Pubblicato: luglio 2003

 

 

Riepilogo


Gli inceneritori costituiscono un metodo obsoleto e non sostenibile di gestire i rifiuti. Mentre l’opposizione globale all’incenerimento continua a crescere, in tutto il mondo si sviluppano e si adottano pratiche e filosofie innovative per la gestione sostenibile delle discariche.

 


Sezione 1: Il problema dell’incenerimento


La Sezione 1 del rapporto prende in considerazione i problemi legati all’incenerimento dei rifiuti: le emissioni di sostanze inquinanti, sia nell’atmosfera che negli altri mezzi; i costi economici e quelli occupazionali; la perdita di energia; l’insostenibilità; infine, l’incompatibilità con altri sistemi di gestione dei rifiuti. Dovuta considerazione sarà data anche ai problemi relativi ai paesi del Sud.

 

Le diossine sono gli agenti inquinanti più conosciuti prodotti dagli inceneritori. Sono causa di una gran quantità di problemi di salute, incluso il cancro, danni al sistema immunitario, problemi riproduttivi e legati allo sviluppo. Le diossine “bio-ingrandiscono”, nel senso che, tramite la catena alimentare, passano da preda a predatore, concentrandosi nella carne e nei prodotti caseari, per raggiungere infine l’uomo. Le diossine destano particolare preoccupazione perché sono presenti ovunque nell’ambiente (e nell’uomo) a livelli che è dimostrato causano problemi sanitari, ed oggi intere popolazioni soffrono degli effetti negativi di queste sostanze. In tutto il mondo, gli inceneritori sono la fonte primaria di diossine.

Il sistema di incenerimento è anche causa dell’inquinamento da mercurio. Il mercurio è una potente neurotossina che indebolisce le funzioni motorie, sensorie e cognitive; inoltre, la contaminazione da questo metallo sembra essere molto diffusa. Gli inceneritori sono una fonte importante anche di altri metall i pesanti inquinanti come piombo, cadmio, arsenico e cromo.


Altre sostanze pericolose che suscitano timori includono gli idrocarburi alogenati (non-diossina), i gas acidi precursori delle piogge acide, il particolato, che ostacola le funzioni polmonari, ed i gas serra. Tuttavia, la caratterizzazione delle emissioni di sostanze inquinanti da parte degli inceneritori non è ancora completa e molti composti non identificati sono presenti nelle emissioni atmosferiche e nelle ceneri.
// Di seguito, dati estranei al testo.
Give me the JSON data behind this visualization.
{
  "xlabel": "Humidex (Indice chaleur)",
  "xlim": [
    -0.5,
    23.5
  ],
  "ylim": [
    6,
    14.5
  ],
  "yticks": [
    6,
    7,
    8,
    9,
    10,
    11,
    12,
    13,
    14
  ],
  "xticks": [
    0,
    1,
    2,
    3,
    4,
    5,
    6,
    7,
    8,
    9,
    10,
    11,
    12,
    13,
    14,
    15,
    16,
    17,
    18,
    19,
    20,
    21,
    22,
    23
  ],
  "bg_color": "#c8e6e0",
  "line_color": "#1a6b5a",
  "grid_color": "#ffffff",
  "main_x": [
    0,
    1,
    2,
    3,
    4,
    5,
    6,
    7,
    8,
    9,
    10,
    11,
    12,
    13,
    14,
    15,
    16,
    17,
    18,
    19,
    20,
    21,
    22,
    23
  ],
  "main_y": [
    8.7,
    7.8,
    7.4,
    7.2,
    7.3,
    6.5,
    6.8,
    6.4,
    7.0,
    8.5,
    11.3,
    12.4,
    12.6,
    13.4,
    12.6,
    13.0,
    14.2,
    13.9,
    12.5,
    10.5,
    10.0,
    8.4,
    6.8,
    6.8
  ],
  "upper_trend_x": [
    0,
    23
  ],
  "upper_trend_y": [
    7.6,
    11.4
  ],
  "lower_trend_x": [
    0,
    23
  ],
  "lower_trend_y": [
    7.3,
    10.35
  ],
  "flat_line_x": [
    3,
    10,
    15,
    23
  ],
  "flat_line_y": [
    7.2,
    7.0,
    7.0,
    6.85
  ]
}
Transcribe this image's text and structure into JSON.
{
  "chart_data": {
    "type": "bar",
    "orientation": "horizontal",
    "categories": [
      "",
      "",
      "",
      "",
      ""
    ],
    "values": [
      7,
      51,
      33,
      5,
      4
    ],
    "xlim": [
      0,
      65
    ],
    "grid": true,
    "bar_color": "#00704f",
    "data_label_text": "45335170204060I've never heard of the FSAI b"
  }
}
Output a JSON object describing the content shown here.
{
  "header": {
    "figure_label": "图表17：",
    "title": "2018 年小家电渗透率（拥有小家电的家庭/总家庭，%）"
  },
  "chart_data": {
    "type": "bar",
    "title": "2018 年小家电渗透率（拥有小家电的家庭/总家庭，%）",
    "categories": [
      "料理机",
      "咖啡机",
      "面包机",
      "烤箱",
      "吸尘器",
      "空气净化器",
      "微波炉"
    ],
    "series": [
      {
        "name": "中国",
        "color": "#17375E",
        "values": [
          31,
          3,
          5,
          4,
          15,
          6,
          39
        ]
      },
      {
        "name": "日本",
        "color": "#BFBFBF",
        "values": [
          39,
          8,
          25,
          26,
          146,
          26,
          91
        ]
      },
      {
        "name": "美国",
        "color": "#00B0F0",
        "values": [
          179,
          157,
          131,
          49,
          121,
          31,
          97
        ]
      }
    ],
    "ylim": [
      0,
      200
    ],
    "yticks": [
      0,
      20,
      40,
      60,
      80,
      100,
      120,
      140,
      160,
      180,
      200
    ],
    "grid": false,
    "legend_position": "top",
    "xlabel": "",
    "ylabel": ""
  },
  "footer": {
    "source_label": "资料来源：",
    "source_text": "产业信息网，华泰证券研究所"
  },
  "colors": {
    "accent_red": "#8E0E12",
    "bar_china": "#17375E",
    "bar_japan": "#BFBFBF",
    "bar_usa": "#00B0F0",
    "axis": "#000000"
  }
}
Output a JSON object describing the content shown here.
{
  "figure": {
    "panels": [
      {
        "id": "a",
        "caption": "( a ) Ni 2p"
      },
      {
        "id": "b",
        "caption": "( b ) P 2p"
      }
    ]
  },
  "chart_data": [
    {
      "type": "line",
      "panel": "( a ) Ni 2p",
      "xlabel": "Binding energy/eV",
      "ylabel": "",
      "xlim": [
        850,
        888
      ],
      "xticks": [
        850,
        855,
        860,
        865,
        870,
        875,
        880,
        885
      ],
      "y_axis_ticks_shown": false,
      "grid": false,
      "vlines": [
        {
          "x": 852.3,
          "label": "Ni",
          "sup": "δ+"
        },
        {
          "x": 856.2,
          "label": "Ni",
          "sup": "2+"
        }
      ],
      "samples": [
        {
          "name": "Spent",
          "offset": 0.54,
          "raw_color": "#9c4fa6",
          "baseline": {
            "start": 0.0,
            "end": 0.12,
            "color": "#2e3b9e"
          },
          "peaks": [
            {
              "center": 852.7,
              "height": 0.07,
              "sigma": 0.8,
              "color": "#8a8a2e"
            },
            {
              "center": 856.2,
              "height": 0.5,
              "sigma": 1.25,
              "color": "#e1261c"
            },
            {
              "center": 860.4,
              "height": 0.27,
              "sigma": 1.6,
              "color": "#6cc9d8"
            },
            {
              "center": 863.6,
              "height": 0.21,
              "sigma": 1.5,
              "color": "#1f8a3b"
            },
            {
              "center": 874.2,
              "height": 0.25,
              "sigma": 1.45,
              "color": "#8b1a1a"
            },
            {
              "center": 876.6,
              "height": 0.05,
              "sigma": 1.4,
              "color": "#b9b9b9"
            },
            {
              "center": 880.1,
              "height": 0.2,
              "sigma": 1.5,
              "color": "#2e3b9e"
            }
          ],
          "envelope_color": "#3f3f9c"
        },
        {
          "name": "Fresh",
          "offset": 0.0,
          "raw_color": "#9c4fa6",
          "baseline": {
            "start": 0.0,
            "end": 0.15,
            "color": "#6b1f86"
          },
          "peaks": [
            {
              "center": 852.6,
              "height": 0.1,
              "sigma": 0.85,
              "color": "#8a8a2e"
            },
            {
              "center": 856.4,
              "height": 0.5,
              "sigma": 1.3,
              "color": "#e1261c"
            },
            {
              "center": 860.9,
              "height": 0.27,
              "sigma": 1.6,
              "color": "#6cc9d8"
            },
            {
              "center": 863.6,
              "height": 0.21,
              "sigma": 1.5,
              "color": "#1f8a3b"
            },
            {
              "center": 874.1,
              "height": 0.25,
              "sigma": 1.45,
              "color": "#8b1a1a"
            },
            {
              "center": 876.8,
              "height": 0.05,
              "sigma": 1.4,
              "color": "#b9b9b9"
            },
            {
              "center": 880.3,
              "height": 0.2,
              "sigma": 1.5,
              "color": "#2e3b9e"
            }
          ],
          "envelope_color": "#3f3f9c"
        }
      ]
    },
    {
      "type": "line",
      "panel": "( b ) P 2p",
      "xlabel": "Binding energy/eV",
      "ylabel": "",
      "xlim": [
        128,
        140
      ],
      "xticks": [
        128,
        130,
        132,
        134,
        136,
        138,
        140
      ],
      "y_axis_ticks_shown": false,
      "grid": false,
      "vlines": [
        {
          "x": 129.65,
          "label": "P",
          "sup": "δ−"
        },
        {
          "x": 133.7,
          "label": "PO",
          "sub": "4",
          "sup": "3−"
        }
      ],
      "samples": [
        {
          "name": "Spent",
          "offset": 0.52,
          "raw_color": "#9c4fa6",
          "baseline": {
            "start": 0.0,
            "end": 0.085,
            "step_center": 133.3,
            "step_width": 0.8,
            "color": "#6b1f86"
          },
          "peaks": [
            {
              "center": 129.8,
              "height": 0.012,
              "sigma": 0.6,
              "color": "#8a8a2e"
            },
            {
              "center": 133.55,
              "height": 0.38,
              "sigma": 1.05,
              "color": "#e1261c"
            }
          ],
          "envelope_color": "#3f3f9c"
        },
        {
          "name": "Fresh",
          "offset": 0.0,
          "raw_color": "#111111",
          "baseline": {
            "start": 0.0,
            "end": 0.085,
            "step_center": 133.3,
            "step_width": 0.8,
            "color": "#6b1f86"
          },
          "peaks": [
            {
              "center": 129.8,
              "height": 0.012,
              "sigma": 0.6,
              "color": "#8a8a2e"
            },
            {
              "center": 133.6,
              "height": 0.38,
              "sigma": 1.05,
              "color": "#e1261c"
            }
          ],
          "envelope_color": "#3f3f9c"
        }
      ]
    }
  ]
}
I gestori degli impianti di incenerimento spesso dichiarano che le emissioni in atmosfera sono “sotto controllo”, ma ci sono prove che dimostrano il contrario.
Innanzitutto, per molti agenti inquinanti, come le diossine, è inaccettabile un loro ulteriore rilascio in atmosfera. Inoltre, il controllo delle emissioni è irregolare e lontano dall’essere perfetto; in tal modo, anche gli attuali ed effettivi livelli di emissioni sono ignoti. Terzo, i dati disponibili indicano che gli inceneritori non hanno la capacità di soddisfare gli standard normativi in vigore.

 

Quando i sistemi di controllo dell’inquinamento atmosferico funzionano trasferiscono i composti inquinanti dall’atmosfera e li concentrano nelle ceneri volanti, creando così un flusso di rifiuti che necessita di ulteriori trattamenti. Quindi, il problema delle emissioni inquinanti non è risolto; le sostanze inquinanti sono semplicemente spostate da un mezzo (aria) ad un altro (solidi o acqua). Le ceneri prodotte da un impianto d’incenerimento sono altamente pericolose ma spesso scarsamente regolate a livello normativo. Anche lo smaltimento in discarica non è sicuro, poiché le discariche sono soggette a fuoriuscite; ma in alcune zone, le ceneri sono disperse nell’ambiente o addirittura in aree di produzione alimentare o residenziali.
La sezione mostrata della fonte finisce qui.